American Decency Association
- Founded: 1999; 27 years ago by Bill Johnson
- Type: Christian right organization
- Location: Fremont, Michigan, U.S.;
- Key people: Bill Johnson, President
- Website: www.americandecency.org

= American Decency Association =

American advocacy group (1999-)

The American Decency Association (ADA) is a non-profit organization associated with the Christian right based in Fremont, Michigan. Its principal cause is against pornography and "indecent" media. The ADA was founded in 1999 by former elementary school teacher, Bill Johnson, the first-named state director of the American Family Association (AFA) from 1987 to 1999. The organization was formerly known as the Michigan chapter of the AFA.

==Activism==
In 2006, the ADA opposed the distribution of a calendar depicting Detroit Pistons dance group, "Automotion" members in swimsuits.
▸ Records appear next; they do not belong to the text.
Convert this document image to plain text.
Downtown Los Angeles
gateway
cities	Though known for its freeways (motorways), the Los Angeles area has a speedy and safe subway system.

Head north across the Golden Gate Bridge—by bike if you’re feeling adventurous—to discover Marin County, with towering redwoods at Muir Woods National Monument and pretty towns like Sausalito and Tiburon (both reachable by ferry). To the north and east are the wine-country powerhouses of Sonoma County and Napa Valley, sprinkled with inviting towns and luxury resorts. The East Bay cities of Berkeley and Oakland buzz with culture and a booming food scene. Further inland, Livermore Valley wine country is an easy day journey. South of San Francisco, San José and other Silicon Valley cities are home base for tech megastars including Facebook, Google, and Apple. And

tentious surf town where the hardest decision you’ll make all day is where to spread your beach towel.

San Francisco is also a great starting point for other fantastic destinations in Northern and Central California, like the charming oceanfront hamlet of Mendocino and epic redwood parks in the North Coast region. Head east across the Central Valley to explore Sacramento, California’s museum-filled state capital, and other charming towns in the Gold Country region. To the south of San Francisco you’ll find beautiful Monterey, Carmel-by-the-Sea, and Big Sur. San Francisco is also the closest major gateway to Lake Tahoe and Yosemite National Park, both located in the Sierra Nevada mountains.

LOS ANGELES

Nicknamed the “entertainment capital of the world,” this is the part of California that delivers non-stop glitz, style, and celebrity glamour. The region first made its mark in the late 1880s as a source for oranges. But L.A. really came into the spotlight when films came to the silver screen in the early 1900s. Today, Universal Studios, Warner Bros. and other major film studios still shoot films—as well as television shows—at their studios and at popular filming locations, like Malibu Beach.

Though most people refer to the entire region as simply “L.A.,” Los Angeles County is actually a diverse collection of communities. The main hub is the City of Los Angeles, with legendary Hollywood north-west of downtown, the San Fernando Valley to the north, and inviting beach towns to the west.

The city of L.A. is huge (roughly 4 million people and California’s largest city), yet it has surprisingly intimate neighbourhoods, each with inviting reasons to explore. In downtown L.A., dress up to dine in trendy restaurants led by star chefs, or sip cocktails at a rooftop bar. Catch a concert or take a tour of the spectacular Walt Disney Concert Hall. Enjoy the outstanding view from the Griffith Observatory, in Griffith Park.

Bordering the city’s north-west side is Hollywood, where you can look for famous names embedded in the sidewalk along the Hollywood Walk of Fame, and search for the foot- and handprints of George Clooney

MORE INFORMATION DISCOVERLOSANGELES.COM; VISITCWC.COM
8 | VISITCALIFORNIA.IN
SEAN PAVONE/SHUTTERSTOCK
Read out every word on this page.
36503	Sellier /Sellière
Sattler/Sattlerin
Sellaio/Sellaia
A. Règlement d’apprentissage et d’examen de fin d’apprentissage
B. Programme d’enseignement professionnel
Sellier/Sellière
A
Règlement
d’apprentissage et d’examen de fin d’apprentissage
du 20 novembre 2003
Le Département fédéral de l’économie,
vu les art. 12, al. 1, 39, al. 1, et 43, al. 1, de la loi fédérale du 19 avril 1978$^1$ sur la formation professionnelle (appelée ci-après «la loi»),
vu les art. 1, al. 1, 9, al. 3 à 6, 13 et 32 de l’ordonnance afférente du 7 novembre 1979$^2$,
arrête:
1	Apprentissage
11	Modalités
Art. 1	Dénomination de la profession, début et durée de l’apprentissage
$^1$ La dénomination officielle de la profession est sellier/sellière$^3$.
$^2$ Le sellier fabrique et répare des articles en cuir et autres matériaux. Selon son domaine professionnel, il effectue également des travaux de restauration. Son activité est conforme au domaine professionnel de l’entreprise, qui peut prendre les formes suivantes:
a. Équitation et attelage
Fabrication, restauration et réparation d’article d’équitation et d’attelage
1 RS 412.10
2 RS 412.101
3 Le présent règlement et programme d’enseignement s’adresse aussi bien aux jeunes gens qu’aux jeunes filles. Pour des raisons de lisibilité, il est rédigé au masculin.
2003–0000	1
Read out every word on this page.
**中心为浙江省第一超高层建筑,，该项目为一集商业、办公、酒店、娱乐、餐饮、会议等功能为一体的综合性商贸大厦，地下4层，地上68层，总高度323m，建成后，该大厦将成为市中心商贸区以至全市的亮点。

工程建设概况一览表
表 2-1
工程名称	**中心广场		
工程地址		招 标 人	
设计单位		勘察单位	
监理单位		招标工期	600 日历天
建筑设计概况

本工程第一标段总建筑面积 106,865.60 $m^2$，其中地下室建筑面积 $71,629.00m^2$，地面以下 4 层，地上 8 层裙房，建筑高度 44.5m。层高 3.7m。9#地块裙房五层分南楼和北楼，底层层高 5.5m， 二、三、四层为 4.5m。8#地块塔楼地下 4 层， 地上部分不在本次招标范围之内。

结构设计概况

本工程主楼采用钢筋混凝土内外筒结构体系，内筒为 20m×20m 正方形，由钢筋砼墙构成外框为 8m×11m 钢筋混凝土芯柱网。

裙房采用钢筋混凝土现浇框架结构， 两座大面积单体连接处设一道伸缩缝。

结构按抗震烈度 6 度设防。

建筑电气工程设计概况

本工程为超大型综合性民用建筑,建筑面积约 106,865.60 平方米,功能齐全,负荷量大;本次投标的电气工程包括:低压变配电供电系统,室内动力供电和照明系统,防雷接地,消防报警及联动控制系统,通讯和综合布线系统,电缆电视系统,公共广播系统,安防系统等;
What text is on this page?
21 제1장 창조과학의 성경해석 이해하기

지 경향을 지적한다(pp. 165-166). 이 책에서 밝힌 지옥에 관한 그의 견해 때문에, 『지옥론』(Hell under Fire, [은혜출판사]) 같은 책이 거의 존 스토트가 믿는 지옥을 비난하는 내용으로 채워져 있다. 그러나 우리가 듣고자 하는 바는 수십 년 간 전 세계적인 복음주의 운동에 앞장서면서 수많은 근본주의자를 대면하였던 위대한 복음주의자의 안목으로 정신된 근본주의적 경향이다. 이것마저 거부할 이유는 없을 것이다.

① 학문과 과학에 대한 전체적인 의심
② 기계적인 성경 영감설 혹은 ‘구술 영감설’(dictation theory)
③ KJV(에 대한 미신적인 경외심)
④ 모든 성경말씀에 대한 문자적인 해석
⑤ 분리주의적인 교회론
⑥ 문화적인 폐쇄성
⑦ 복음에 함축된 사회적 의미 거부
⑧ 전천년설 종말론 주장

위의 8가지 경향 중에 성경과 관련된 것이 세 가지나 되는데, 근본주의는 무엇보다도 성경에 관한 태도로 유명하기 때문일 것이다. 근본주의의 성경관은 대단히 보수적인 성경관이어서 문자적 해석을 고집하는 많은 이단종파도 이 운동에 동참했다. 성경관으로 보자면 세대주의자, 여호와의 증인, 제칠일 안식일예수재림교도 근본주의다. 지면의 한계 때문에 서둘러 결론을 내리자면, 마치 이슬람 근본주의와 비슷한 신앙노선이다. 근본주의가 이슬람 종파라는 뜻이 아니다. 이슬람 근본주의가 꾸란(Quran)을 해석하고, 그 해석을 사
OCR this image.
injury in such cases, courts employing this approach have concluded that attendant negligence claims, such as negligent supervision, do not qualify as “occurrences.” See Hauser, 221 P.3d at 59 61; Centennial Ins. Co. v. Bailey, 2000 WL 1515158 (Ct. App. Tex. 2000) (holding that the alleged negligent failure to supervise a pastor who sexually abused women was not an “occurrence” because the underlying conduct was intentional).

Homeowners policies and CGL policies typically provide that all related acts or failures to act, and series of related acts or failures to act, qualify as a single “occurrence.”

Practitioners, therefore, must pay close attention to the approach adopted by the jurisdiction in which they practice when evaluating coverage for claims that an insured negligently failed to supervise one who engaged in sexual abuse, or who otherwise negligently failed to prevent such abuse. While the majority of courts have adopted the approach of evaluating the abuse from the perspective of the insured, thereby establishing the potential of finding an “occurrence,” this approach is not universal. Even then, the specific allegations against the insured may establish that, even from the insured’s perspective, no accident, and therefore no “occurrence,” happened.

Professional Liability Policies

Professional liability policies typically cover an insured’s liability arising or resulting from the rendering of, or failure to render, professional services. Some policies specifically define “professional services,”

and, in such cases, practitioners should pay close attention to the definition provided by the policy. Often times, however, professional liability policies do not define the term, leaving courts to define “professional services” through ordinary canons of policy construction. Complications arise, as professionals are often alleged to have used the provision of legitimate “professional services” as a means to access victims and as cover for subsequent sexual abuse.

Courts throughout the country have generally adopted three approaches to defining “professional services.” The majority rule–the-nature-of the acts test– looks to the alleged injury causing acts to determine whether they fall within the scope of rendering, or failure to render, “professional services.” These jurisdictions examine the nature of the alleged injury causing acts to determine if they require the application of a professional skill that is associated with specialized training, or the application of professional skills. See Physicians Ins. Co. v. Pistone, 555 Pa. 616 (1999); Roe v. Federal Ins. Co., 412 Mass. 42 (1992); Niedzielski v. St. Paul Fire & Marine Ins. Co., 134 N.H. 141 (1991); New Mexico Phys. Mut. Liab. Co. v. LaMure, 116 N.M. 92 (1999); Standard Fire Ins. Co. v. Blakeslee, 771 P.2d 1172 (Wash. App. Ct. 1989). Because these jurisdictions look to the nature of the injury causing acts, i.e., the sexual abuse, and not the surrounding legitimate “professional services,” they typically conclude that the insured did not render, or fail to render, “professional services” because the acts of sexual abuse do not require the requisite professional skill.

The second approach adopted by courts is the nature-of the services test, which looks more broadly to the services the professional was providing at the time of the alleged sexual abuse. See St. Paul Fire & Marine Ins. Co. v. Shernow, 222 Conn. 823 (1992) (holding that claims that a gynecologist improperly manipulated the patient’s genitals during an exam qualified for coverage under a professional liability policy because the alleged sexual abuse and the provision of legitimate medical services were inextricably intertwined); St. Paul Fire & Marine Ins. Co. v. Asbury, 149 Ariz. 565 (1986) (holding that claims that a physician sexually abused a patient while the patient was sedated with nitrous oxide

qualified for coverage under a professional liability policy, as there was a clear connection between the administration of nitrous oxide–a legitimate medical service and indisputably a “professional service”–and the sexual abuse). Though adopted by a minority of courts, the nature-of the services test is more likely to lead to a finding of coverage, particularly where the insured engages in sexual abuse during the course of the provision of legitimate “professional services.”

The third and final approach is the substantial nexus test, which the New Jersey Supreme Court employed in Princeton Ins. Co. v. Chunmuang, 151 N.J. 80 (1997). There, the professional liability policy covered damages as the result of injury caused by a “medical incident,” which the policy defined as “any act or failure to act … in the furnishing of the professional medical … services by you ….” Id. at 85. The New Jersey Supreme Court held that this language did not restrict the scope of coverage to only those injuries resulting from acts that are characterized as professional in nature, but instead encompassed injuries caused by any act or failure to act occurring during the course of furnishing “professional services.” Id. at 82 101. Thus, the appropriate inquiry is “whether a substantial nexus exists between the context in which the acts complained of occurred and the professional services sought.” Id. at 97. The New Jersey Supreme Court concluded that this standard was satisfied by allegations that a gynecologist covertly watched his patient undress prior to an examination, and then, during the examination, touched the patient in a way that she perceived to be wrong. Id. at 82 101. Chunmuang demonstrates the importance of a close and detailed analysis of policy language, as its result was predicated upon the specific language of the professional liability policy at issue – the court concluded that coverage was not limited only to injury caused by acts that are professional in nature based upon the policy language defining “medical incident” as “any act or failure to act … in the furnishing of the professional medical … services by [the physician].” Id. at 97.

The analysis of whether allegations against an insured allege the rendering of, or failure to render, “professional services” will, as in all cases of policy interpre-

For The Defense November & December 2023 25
The calendar was given away to fans during a December basketball game, and then sold to legal adults for $13 in Pistons' stores. A member of the ADA described the calendar as "legalized prostitution." The ADA opposed the calendar by means of its e-mail newsletter, and said that since the basketball team counted women and young children among its fans, the calendar was inappropriate. The proceeds of the calendar went to charity.

In January 2006, Brother Rice High, a Michigan Catholic school disinvited Automotion to an alumni fundraising event after repeated urging by the ADA. The ADA held that the event "legitimizes pornography and the objectification of women." Though the high school's decision was made in response to public pressure instead of an admission of wrongdoing by the principal, the ADA still viewed it as a victory. The dancers planned to donate their time to the fundraising event.

==Supporters==
The ADA receives some funding from the Holland, Michigan-based Prince Foundation (formerly the Edgar and Elsa Prince Foundation), which funds many other Christian right groups.